Facebook: Fool’s gold for fad lovers
DAVID ROEDER THE CURIOUS INVESTOR DROEDER@SUNTIMES.COM January 8, 2011 10:32PM
Updated: August 4, 2011 4:20PM
So you think Facebook will be a great vehicle for investors to make money? Get your cash ready and then party like it’s 1999, because you’ll be making the same mistake people did back then.
The end of the last century was the time of the Internet bubble, when companies with dubious business strategies attached “dot-com” to their names. The ruse helped them raise investors’ money without having to report actual profits or prospects for any. Webvan is one example that comes to mind.
But in the case of those companies, mostly long gone, at least they had to publish their financials. Facebook isn’t even going that far as its teams with Goldman Sachs (GS) to draw in $1.5 billion in outside cash.
In doing so, it is issuing only the barest financial details, unaudited. It’s an act of titanic chutzpah by Facebook founder Mark Zuckerberg to offer just a peek-a-boo look at the company while soliciting interest from well-heeled elites.

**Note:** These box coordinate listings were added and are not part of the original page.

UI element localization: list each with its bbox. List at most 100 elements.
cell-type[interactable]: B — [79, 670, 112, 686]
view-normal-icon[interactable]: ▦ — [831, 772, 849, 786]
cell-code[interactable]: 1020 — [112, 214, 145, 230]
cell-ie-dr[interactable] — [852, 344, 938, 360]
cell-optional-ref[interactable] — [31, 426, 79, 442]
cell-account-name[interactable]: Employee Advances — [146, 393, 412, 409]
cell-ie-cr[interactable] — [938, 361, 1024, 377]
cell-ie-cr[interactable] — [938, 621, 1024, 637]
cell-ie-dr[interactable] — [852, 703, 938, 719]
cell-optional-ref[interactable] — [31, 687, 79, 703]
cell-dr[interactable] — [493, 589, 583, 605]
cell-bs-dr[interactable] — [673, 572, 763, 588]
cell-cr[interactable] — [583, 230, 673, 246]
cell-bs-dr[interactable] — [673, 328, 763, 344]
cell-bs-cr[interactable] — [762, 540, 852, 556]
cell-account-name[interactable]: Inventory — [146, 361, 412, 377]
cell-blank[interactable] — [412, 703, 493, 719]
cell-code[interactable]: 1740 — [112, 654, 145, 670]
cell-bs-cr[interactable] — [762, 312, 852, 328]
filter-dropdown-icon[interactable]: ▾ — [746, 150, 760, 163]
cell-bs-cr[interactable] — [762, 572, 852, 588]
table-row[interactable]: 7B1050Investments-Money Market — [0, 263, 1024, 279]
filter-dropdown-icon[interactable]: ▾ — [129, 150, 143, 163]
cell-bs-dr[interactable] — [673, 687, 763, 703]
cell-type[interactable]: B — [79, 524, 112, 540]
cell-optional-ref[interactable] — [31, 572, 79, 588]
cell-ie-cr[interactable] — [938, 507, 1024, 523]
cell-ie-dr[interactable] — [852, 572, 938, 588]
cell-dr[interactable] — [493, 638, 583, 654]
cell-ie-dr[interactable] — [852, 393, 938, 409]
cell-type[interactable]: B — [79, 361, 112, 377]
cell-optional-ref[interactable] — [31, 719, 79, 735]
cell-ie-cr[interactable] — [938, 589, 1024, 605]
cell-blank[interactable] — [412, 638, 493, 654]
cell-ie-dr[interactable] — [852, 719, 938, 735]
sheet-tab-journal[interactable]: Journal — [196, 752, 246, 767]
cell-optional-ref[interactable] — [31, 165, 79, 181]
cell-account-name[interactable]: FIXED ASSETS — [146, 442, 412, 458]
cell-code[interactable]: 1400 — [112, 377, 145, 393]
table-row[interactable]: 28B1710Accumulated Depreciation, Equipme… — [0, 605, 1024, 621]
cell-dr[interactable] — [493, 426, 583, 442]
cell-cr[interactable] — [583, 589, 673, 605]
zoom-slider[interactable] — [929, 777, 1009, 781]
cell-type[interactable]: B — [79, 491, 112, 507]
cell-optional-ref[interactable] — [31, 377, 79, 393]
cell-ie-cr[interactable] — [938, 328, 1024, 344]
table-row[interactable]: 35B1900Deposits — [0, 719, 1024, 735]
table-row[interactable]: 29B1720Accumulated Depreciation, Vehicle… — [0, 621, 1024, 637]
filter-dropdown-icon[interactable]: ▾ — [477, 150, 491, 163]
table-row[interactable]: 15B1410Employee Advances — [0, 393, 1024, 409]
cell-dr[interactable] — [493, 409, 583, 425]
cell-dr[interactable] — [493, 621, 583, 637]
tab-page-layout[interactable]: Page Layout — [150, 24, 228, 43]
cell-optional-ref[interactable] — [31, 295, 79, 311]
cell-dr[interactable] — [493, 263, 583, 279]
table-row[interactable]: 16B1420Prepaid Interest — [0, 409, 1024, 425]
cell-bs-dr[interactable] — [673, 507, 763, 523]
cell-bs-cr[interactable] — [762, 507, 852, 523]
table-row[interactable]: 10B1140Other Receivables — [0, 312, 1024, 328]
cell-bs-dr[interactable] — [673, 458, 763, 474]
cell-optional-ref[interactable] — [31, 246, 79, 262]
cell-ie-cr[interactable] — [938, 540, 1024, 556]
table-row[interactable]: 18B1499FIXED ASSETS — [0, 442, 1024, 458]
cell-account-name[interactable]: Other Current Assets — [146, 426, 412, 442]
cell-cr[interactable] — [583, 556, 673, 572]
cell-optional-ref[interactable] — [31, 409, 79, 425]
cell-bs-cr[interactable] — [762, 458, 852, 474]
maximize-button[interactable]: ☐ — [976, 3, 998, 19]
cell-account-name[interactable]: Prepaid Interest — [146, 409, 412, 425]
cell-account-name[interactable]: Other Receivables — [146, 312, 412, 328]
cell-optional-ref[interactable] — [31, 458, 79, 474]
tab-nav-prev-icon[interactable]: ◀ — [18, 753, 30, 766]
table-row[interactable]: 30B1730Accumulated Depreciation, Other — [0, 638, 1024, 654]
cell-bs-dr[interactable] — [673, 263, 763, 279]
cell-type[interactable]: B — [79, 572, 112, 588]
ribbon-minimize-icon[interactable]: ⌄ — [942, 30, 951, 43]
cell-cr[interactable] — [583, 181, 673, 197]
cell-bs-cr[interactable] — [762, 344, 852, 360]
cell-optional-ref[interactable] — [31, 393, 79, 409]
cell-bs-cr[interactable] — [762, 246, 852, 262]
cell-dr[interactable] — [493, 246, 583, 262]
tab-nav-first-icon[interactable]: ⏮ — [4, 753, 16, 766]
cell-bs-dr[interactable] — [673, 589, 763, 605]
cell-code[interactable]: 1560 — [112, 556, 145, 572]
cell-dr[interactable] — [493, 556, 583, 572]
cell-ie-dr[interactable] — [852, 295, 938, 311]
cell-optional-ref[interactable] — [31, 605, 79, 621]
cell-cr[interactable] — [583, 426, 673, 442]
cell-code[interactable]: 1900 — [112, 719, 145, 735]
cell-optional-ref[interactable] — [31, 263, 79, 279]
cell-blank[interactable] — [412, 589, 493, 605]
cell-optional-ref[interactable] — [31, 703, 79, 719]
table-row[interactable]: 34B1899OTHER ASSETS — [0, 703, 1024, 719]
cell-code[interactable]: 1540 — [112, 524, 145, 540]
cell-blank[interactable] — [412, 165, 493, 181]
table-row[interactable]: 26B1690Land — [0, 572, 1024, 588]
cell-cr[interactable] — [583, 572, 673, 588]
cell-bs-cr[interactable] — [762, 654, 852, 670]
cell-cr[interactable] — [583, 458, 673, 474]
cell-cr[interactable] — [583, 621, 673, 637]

The argument can be made that nothing is wrong because the Goldman clients are consenting adults who can afford the risk. But the Facebook-Goldman axis is designed to generate buzz toward a possible initial public offering in 2012. Its private shares are traded in secondary markets, which draw the unwary even before the doors are thrown open to the general public. What better time to pump up the values than when Facebook has surpassed Google as the most visited site on the Internet, when its founder has inspired a hit movie and been named Time magazine’s “man of the year.”
What’s really behind the curtain? Facebook has a hard time extracting money from those who use its social network. Just ask your “friends” if they’ve ever bought anything from Facebook or clicked on one of its ads. An analysis by JPMorgan Chase, based on media reports that Facebook collects about $2 billion a year, finds that Facebook earns about $4 per user, vs. $189 for Amazon (AMZN) or $24 for Google (GOOG). Even Yahoo (YHOO) is good for $8 a user.

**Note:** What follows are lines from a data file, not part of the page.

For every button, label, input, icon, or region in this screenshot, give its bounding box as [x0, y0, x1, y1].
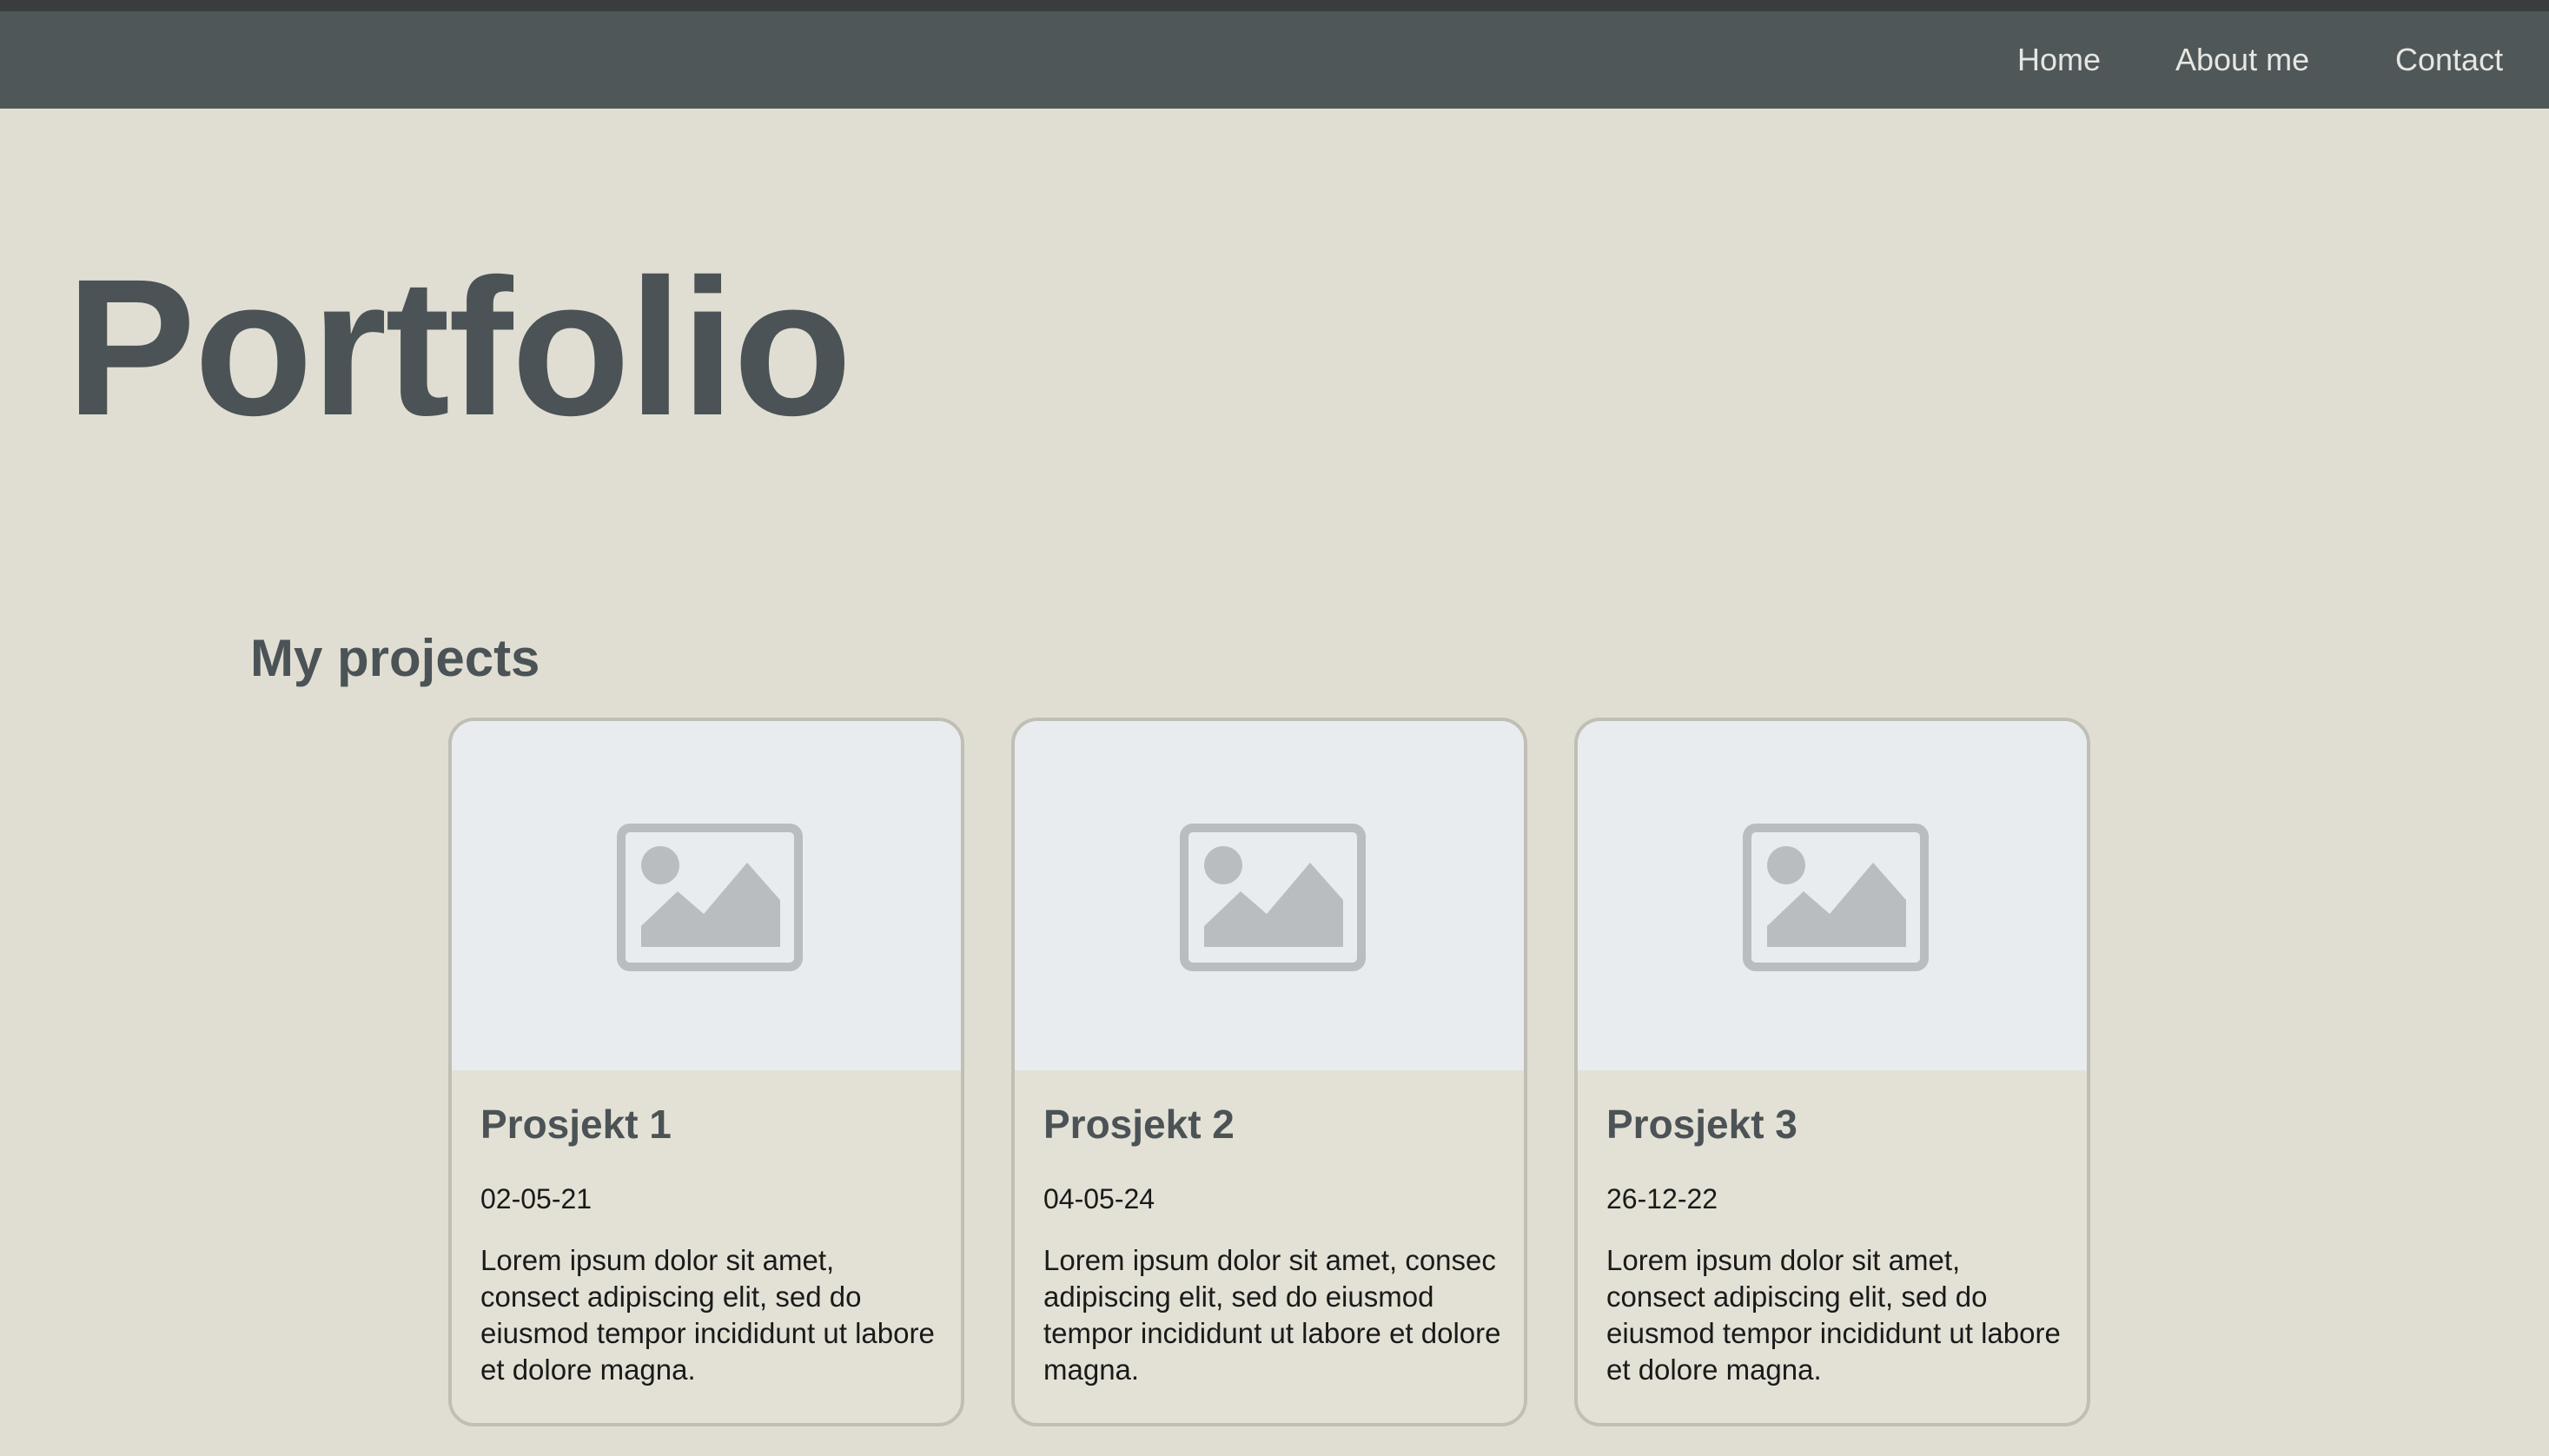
page-title: Portfolio	[66, 239, 852, 456]
project-image	[452, 721, 961, 1070]
image-placeholder-icon	[1180, 824, 1366, 971]
project-card[interactable]: Prosjekt 2 04-05-24 Lorem ipsum dolor si…	[1011, 718, 1527, 1426]
project-card[interactable]: Prosjekt 1 02-05-21 Lorem ipsum dolor si…	[448, 718, 964, 1426]
section-title: My projects	[250, 629, 540, 687]
top-border	[0, 0, 2549, 11]
nav-contact-link[interactable]: Contact	[2395, 11, 2503, 109]
project-date: 26-12-22	[1606, 1183, 1718, 1214]
image-placeholder-icon	[1743, 824, 1929, 971]
nav-about-link[interactable]: About me	[2175, 11, 2309, 109]
project-date: 04-05-24	[1043, 1183, 1155, 1214]
project-title: Prosjekt 2	[1043, 1102, 1235, 1147]
project-description: Lorem ipsum dolor sit amet, consect adip…	[1606, 1244, 2061, 1386]
project-description: Lorem ipsum dolor sit amet, consect adip…	[480, 1244, 935, 1386]
project-description: Lorem ipsum dolor sit amet, consec adipi…	[1043, 1244, 1501, 1386]
navbar: Home About me Contact	[0, 11, 2549, 109]
project-image	[1578, 721, 2087, 1070]
project-title: Prosjekt 1	[480, 1102, 672, 1147]
project-date: 02-05-21	[480, 1183, 593, 1214]
image-placeholder-icon	[617, 824, 803, 971]
project-card[interactable]: Prosjekt 3 26-12-22 Lorem ipsum dolor si…	[1574, 718, 2090, 1426]
nav-home-link[interactable]: Home	[2017, 11, 2101, 109]
project-title: Prosjekt 3	[1606, 1102, 1798, 1147]
project-image	[1015, 721, 1524, 1070]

The Goldman gambit implies a $50 billion valuation to Facebook, or 25 times its sales. That compares with nine times for Google and more than three times for Amazon.
There are many more warning signs. Internet usage in the United States is leveling off and people are getting more worried about protecting personal information. People who update their Facebook status to tell us about their every meal aren’t technological pioneers anymore. They’re people with too much free time. The point of the Facebook share deal is designed to reward insiders and early investors, the same as a Ponzi scheme.
Zuckerberg wants to be remembered in the same breath as Bill Gates or Sergey Brin. The “man of the year” needs to contemplate Bernie Madoff.
VIX TRICKS: Somewhere there was a wag — maybe it was me — who said the motto of the Chicago futures and options market ought to be “Volatility R Us.” Traders often don’t care whether markets are up or down, just that they have bet on the correct direction and that volatility offers opportunities to enter and exit. The Chicago Board Options Exchange best exemplifies that mindset with one of its most popular products, the volatility index for overall stock prices, called the VIX. Introduced in 1993, it is a widely followed vital sign of the market, but nothing more than that until 2004, when the CBOE made it a tradeable commodity.
Its success has led to expansions of the VIX franchise, with the CBOE applying the calculation to stock indexes and exchange-traded funds. In the first half of this year, it hopes to begin listing options and futures on the “Gold VIX,” which are based on the CBOE Gold ETF Volatility Index.
And that’s hardly the end of it. Friday, the CBOE began distributing VIX readings for individual stocks. The readings are published at cboe.com but cannot be traded yet, although that’s the long-term goal. The stocks in question, with the ticker symbol for their VIX values, are, Apple (VXAPL), Amazon (VXAZN), IBM, (VXIBM), Google (VXGOG) and Goldman Sachs (VXGS). The exchange said more stocks will be added depending on demand.
RAINBOW BANKING: It’s not your granddaddy’s Northern Trust (NTRS) anymore. La Salle Street’s imposing establishment bank once was the repository of old-money values, but lately it’s been stepping out. I wrote a few weeks ago about its unheralded practice of advising clients in socially conscious investments, a specialty that came to light when Northern was named a subadvisor of the Green Century Equity Fund (GCEQX), a mutual fund for social investing.
Then last week NTRS announced it was forming a practice for advising gay couples and families on their financial needs, with attention to estate and tax issues. It will be led by Northern Trust veteran John McGowan, an avowed gay man with 24 years in the industry. So I guess it’s past the time to put the banks stodgy image to rest. Thirteen years ago, Northern Trust became one of the few financial services companies to offer domestic partnership benefits to employees.
CLOSING QUOTE: “An investor who is a long-term investor has probably never been in a better position than they are [today] to take advantage of the market.” — William Brodsky, chairman, CBOE Holdings (CBOE), arguing that technology has made Wall Street “more transparent, cheaper and more accessible.”